Ik zie het vaker dan me lief is. Een CEO die alles beslist, elk voorstel naar zich toetrekt en elk plan nog eens ‘bijstuurt’. Niet uit slechte wil, vaak zelfs vanuit betrokkenheid en ervaring, maar het effect is desastreus. Slimme mensen haken niet af met drama of ontslag. Ze haken af in stilte. Ze stellen minder vragen. Ze brengen geen nieuwe ideeën meer. Ze wachten af in plaats van initiatief te nemen. En voor je het weet, verandert een topteam in middelmaat. Niet omdat ze middelmatig zijn, maar omdat de context hen daarin duwt.
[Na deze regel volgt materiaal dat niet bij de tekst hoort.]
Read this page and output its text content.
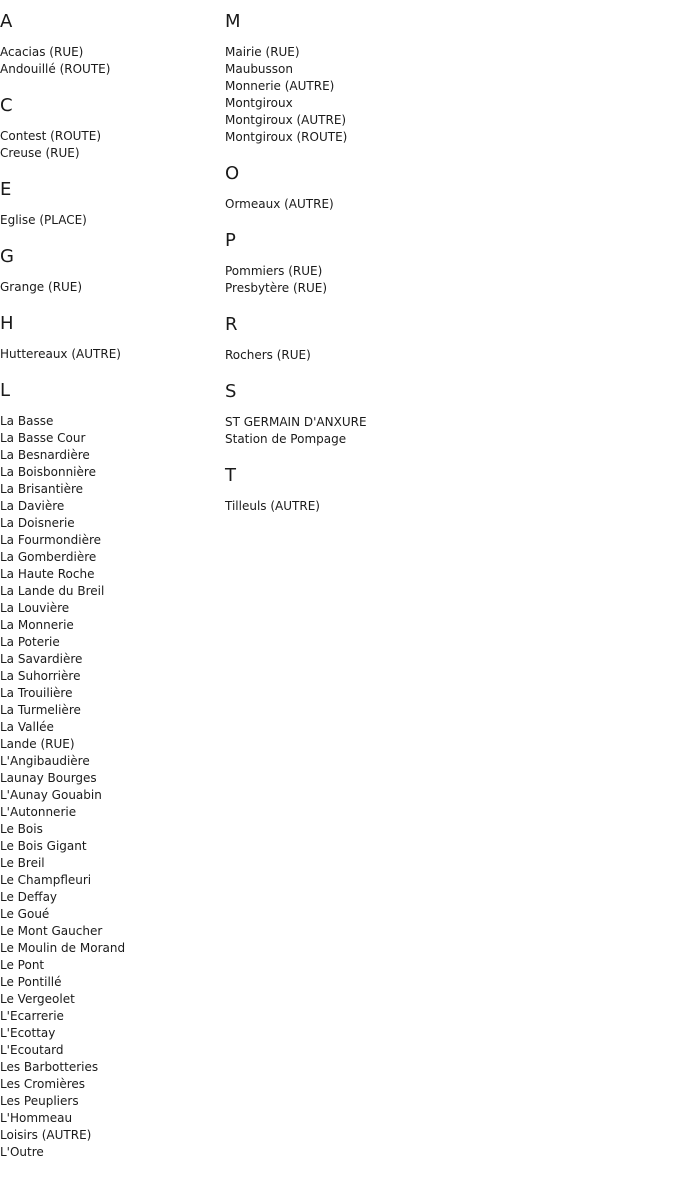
A
Acacias (RUE)
Andouillé (ROUTE)
C
Contest (ROUTE)
Creuse (RUE)
E
Eglise (PLACE)
G
Grange (RUE)
H
Huttereaux (AUTRE)
L
La Basse
La Basse Cour
La Besnardière
La Boisbonnière
La Brisantière
La Davière
La Doisnerie
La Fourmondière
La Gomberdière
La Haute Roche
La Lande du Breil
La Louvière
La Monnerie
La Poterie
La Savardière
La Suhorrière
La Trouilière
La Turmelière
La Vallée
Lande (RUE)
L'Angibaudière
Launay Bourges
L'Aunay Gouabin
L'Autonnerie
Le Bois
Le Bois Gigant
Le Breil
Le Champfleuri
Le Deffay
Le Goué
Le Mont Gaucher
Le Moulin de Morand
Le Pont
Le Pontillé
Le Vergeolet
L'Ecarrerie
L'Ecottay
L'Ecoutard
Les Barbotteries
Les Cromières
Les Peupliers
L'Hommeau
Loisirs (AUTRE)
L'Outre
M
Mairie (RUE)
Maubusson
Monnerie (AUTRE)
Montgiroux
Montgiroux (AUTRE)
Montgiroux (ROUTE)
O
Ormeaux (AUTRE)
P
Pommiers (RUE)
Presbytère (RUE)
R
Rochers (RUE)
S
ST GERMAIN D'ANXURE
Station de Pompage
T
Tilleuls (AUTRE)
Waarom dit zo gevaarlijk is

Het beeld dat ik er vaak bij gebruik: het is alsof je een sportwagen koopt en er een sleepketting aan hangt. De motor draait, het potentieel is er, maar vooruit kom je niet. Het verschil tussen verloop en verkleind talent lijkt subtiel, maar dat is het niet. Wanneer iemand vertrekt, voel je meteen de urgentie. Er moet iets gebeuren. Maar wanneer mensen blijven en kleiner worden gemaakt, sluipt het effect erin. Elke dag een beetje minder energie. Elke week een beetje minder innovatie. Tot je plots vaststelt dat je team ‘oké’ draait … terwijl het eigenlijk briljant had kunnen zijn.

En dat is vaak veel duurder dan een lege stoel. Want wat je verliest, is niet zichtbaar in één klap. Het lekt weg in de marge, in gemiste kansen, in klanten die elders wél verrast worden.

Het alternatief bestaat

Gelukkig zie ik ook het tegenovergestelde. CEO’s die hun mensen groter maken. Die aanwezig zijn zonder te verstikken. Die vragen stellen in plaats van alle antwoorden te geven. Die vertrouwen uitspreken en ruimte creëren. En dan gebeurt er iets bijzonders. Een team dat gisteren nog stroef liep, versnelt plots. Ideeën komen op tafel die anders nooit gezegd zouden zijn. Mensen nemen eigenaarschap, en energie verspreidt zich door de hele organisatie. Dat verschil is geen nuance. Het is het verschil tussen stilstaan en vooruitgaan.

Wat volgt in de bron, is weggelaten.